REG_2006_198 · zur Durchführung der Verordnung (EG) Nr. 1552/2005 des Europäischen Parlaments und des Rates über die Statistik der betrieblichen Bildung

Die Länder treffen alle geeigneten Maßnahmen zur Verringerung von Item-Nonresponse und Unit-Nonresponse. Vor der Imputation bemühen sich die Länder in angemessener Weise, Daten aus anderen Quellen zu nutzen.
Kernvariablen, für die ein „fehlender Wert“ nicht zulässig und eine Imputation nicht gestattet ist, sind:
— A1, A2tot05, B1a, B1b, B2aflag, B2bflag, B2cflag, B2dflag, B2eflag, F1tot05.
Schlüsselvariablen, für die fehlende Werte nach Möglichkeit zu vermeiden sind und für die eine Imputation empfohlen wird, sind:
— A2tot04, A4, A5, C1tot, C3tot, C4tot, C7sub, C7tot, PAC, F2tot.
Imputation für Item-Nonresponse wird innerhalb der nachstehenden allgemeinen Grenzen empfohlen (die Mitgliedstaaten sollten sich bei der Anwendung dieser Regeln stets von ihrem fachlichen Urteil leiten lassen):
1.Enthält ein Datensatz weniger als 50 % der aufgeführten Variablen, so wird er in der Regel als Unit-Nonresponse eingestuft.
2.Für ein einzelnes Feld NACE/Größe sind Imputationen nicht zulässig, wenn der Anteil der fehlenden Werte bei mehr als 50 % der antwortenden Unternehmen mehr als 25 % der quantitativen Variablen beträgt.
3.Für ein einzelnes Feld NACE/Größe wird keine Imputation für eine quantitative Variable vorgenommen, wenn der Anteil der antwortenden Unternehmen für die betreffende Variable weniger als 50 % beträgt.
4.Für ein einzelnes Feld NACE/Größe wird keine Imputation für eine qualitative Variable vorgenommen, wenn der Anteil der antwortenden Unternehmen für die betreffende Variable weniger als 80 % beträgt.

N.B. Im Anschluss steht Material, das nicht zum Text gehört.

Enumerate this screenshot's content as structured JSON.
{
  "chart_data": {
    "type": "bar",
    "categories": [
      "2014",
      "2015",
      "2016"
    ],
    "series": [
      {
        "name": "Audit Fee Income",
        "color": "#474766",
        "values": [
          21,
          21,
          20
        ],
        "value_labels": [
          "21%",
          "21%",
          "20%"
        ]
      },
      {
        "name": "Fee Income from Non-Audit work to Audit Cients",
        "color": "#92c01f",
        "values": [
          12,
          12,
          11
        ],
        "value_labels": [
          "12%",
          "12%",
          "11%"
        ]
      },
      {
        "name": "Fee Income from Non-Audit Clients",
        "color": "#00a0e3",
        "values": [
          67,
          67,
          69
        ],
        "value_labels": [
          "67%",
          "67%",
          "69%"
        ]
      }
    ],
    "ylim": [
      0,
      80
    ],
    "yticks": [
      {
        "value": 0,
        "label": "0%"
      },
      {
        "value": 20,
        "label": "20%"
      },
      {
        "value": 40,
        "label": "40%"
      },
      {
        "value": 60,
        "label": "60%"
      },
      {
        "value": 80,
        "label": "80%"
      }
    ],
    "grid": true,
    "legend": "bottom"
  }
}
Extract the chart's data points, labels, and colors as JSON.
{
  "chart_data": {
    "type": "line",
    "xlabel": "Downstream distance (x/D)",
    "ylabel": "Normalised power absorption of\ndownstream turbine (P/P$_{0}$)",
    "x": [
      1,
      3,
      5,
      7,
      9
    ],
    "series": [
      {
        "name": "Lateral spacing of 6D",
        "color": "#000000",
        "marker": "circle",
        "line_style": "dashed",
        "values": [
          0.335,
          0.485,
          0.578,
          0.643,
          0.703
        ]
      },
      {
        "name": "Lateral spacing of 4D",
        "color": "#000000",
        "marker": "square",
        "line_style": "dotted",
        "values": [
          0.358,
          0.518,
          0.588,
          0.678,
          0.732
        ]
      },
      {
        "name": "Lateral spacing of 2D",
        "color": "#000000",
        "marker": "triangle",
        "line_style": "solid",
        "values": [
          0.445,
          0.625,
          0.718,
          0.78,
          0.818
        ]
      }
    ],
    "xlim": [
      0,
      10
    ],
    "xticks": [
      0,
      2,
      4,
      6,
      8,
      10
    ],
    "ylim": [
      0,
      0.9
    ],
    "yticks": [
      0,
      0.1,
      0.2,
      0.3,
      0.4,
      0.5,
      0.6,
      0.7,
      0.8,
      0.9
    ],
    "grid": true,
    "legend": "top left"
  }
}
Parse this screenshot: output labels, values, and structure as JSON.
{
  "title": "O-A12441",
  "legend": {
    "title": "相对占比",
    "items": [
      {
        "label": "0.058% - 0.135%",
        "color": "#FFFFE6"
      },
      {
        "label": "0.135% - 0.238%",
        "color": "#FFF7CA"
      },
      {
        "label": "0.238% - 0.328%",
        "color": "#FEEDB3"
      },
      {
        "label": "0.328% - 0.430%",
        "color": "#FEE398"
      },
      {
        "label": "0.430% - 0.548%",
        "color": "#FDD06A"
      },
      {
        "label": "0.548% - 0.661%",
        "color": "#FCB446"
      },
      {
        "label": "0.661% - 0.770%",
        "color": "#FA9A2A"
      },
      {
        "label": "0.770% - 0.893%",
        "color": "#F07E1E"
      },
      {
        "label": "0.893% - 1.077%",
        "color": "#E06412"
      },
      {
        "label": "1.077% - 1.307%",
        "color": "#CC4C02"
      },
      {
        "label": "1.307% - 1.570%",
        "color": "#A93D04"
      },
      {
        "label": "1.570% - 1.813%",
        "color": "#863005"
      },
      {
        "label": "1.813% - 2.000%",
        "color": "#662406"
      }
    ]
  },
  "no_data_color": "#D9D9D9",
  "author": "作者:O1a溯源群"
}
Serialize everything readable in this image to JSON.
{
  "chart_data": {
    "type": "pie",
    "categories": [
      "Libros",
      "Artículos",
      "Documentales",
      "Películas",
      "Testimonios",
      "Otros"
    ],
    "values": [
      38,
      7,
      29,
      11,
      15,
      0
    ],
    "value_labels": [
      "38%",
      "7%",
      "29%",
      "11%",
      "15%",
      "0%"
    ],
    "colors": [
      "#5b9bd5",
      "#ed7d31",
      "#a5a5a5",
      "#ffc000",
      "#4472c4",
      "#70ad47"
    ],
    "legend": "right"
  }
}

Quantitative und qualitative Variablen sind in Anhang I aufgeführt.
Abweichungen von diesen Grundsätzen sind im nationalen Qualitätsbericht umfassend zu dokumentieren und zu begründen.
Die Mitgliedstaaten berechnen und übermitteln für jeden Datensatz ein Gewicht sowie gegebenenfalls die zur Berechnung dieses Gewichts verwendeten Hilfsvariablen. Diese Hilfsvariablen sollten nach Bedarf als Variablen EXTRA1, EXTRA2, EXTRA3 verbucht werden. Die zur Ermittlung der Gewichte angewandte Methodik ist im Qualitätsbericht eingehend zu beschreiben.